El Estado cada vez sale más caro

La Vicepresidenta Economica ha avanzado las cifras de cierre de las cuentas del Estado. La satisfacción por conseguir el déficit público previsto no puede ocultar la realidad de que el Estado cada vez cuesta más caro a los contribuyentes.  ¿Consecuencias?  Principalmente dos: en la medida que aumente las recaudación fiscal se dificulta el crecimiento y sin crecimiento no se reduce el paro.

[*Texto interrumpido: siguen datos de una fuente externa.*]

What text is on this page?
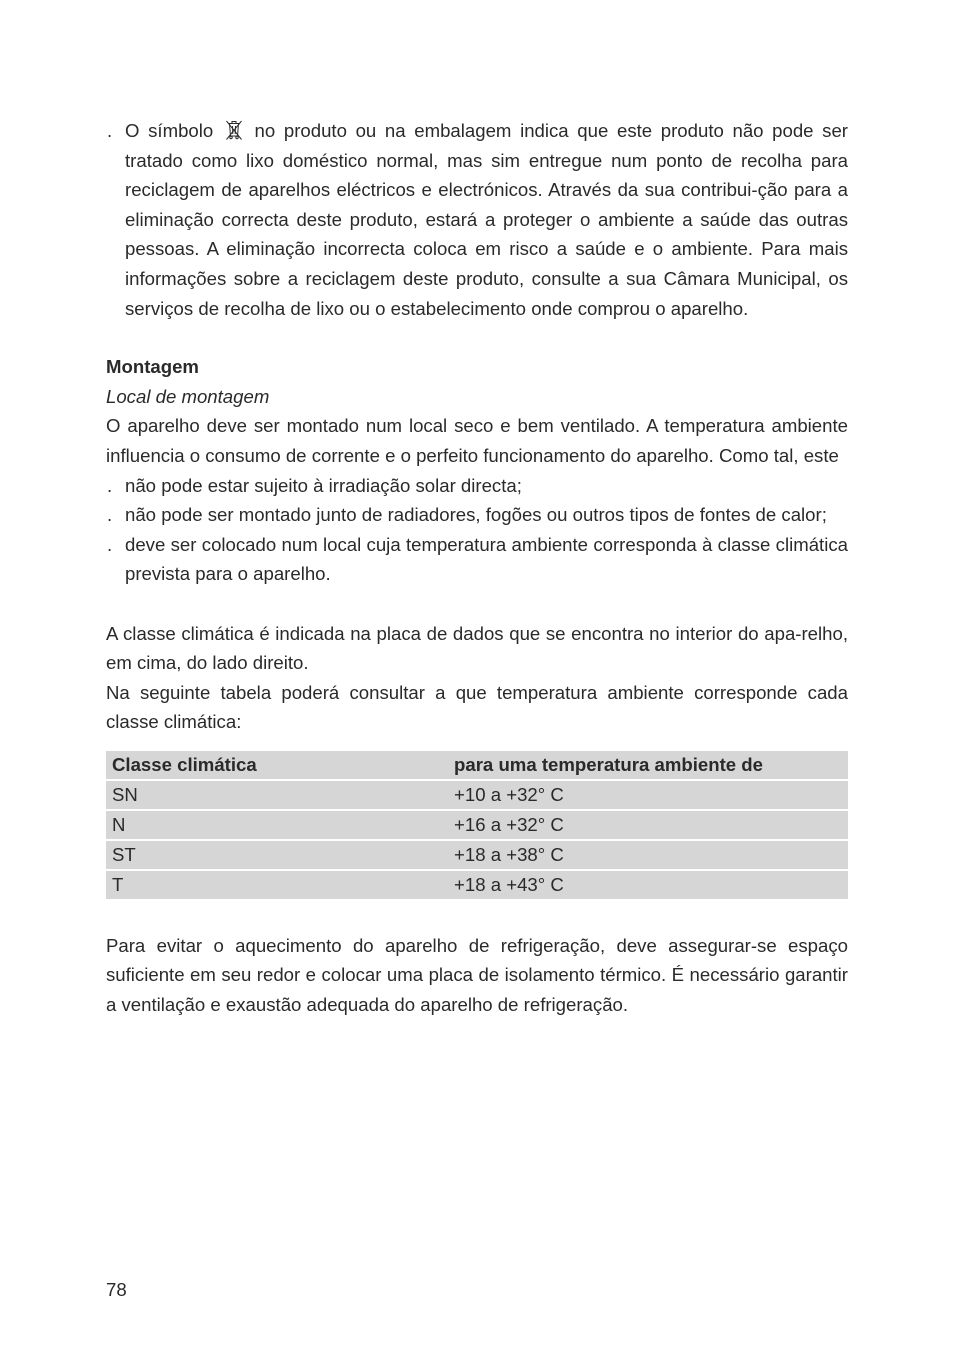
. O símbolo no produto ou na embalagem indica que este produto não pode ser tratado como lixo doméstico normal, mas sim entregue num ponto de recolha para reciclagem de aparelhos eléctricos e electrónicos. Através da sua contribui-ção para a eliminação correcta deste produto, estará a proteger o ambiente a saúde das outras pessoas. A eliminação incorrecta coloca em risco a saúde e o ambiente. Para mais informações sobre a reciclagem deste produto, consulte a sua Câmara Municipal, os serviços de recolha de lixo ou o estabelecimento onde comprou o aparelho.
Montagem
Local de montagem

O aparelho deve ser montado num local seco e bem ventilado. A temperatura ambiente influencia o consumo de corrente e o perfeito funcionamento do aparelho. Como tal, este

. não pode estar sujeito à irradiação solar directa;
. não pode ser montado junto de radiadores, fogões ou outros tipos de fontes de calor;
. deve ser colocado num local cuja temperatura ambiente corresponda à classe climática prevista para o aparelho.

A classe climática é indicada na placa de dados que se encontra no interior do apa-relho, em cima, do lado direito.

Na seguinte tabela poderá consultar a que temperatura ambiente corresponde cada classe climática:

Classe climática	para uma temperatura ambiente de
SN	+10 a +32° C
N	+16 a +32° C
ST	+18 a +38° C
T	+18 a +43° C

Para evitar o aquecimento do aparelho de refrigeração, deve assegurar-se espaço suficiente em seu redor e colocar uma placa de isolamento térmico. É necessário garantir a ventilação e exaustão adequada do aparelho de refrigeração.

78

La situación económica española recuerda a la de una manta pequeña: te abrigas los piés o el pecho, pero no puedes taparte los dos al tiempo. Elena Salgado, Vicepresidenta Económica, se apresuró a adelantar las cifras del déficit público estatal de 2010 porque los datos eran buenos: ya habrá tiempo para las malas noticias…

Es muy positivo que el déficit público se reduzca al ritmo previsto, aunque son cifras provisionales y no se conocen las de las comunidades autónomas . Es mala, sin embargo, la forma en que se ha conseguido ese objetivo: subiendo los impuestos. Con cifras estimadas,  la recaudación ha supuesto el 16 por ciento del PIB, cuando en 2009 fué de solo el 13 por ciento. El guarismo significa que la empresa o el ciudadano medios tenenen cada vez menos dinero para gastar y, como bien se sabe, si en España no aumenta el consumo interno la economía se estanca.

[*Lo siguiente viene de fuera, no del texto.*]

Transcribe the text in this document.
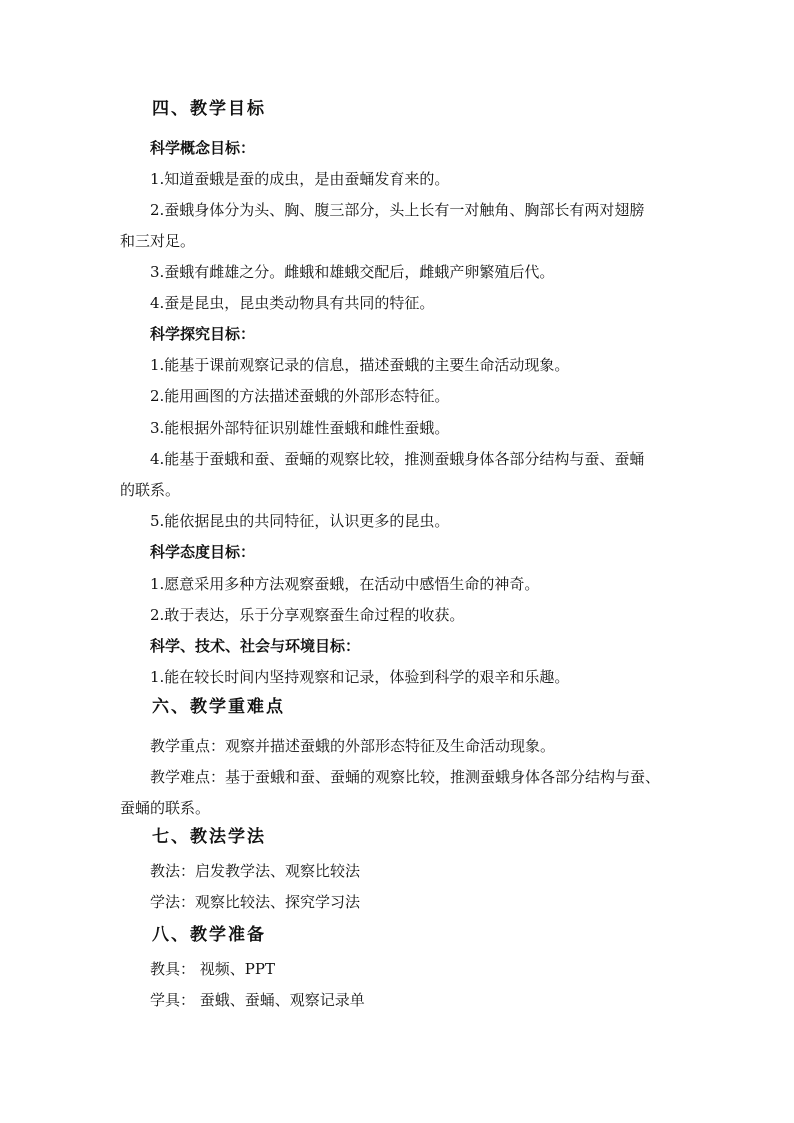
四、教学目标
科学概念目标：
1.知道蚕蛾是蚕的成虫，是由蚕蛹发育来的。
2.蚕蛾身体分为头、胸、腹三部分，头上长有一对触角、胸部长有两对翅膀
和三对足。
3.蚕蛾有雌雄之分。雌蛾和雄蛾交配后，雌蛾产卵繁殖后代。
4.蚕是昆虫，昆虫类动物具有共同的特征。
科学探究目标：
1.能基于课前观察记录的信息，描述蚕蛾的主要生命活动现象。
2.能用画图的方法描述蚕蛾的外部形态特征。
3.能根据外部特征识别雄性蚕蛾和雌性蚕蛾。
4.能基于蚕蛾和蚕、蚕蛹的观察比较，推测蚕蛾身体各部分结构与蚕、蚕蛹
的联系。
5.能依据昆虫的共同特征，认识更多的昆虫。
科学态度目标：
1.愿意采用多种方法观察蚕蛾，在活动中感悟生命的神奇。
2.敢于表达，乐于分享观察蚕生命过程的收获。
科学、技术、社会与环境目标：
1.能在较长时间内坚持观察和记录，体验到科学的艰辛和乐趣。
六、教学重难点
教学重点：观察并描述蚕蛾的外部形态特征及生命活动现象。
教学难点：基于蚕蛾和蚕、蚕蛹的观察比较，推测蚕蛾身体各部分结构与蚕、
蚕蛹的联系。
七、教法学法
教法：启发教学法、观察比较法
学法：观察比较法、探究学习法
八、教学准备
教具： 视频、PPT
学具： 蚕蛾、蚕蛹、观察记录单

¿Reducir los impuestos y así fomentar el consumo? Entonces subiría el déficit público y no se conseguiría financiación exterior. Lo dicho: si te tapas los piés te destapas el pecho. Así las cosas, ver la salida de la crisis el año 2012 es una quimera voluntarista y gubernamental.

Todo tiene solución: reducir el gasto público, haciendo más eficiente el conjunto de la Administración en sus diferentes niveles. Pero esa es una tarea políticamente tan penosa e ingrata que se ve como imposible, aún para Reformator, que es como le dice Carlos Herrera al Presidente del Gobierno.

Déficit público: Cataluña, la primera en cantar la gallina

En solo dos meses, el déficit público de Cataluña ha aumentado un 49 por ciento: de 4.700 a 7.000 milones de euros. Como la catalana no es muy distinta de las demás administraciones españolas, es lógico esperar que en aquellas comunidades y ayuntamientos en los  que las elecciones de mayo provoquen un cambio de poder, empezarán a salir pufos hasta ahora desconocidos.

Sin que llegara a pasar una semana de la toma de posesión del nuevo Govern, el President de la Generalitat, Artur Mas, se ha apresurado a  cantar la gallina. Las cuentas públicas no eran las que se conocían, sino otras bastantes peores, de forma que al cierre del año el déficit público va a estar muy por encima de lo acordado y previsto en fecha tan reciente como noviembre  pasado en la reunión del Consejo de Política Fiscal y Financiera. En aquella reunión el respresentante catalán dijo que el déficit sería de 4.700 millones y Artur Mas acaba de anunciar que no se esperan menos de 7.000 millones. En solo dos meses se ha pasado el 2,4 al 3,6 por ciento respecto del PIB.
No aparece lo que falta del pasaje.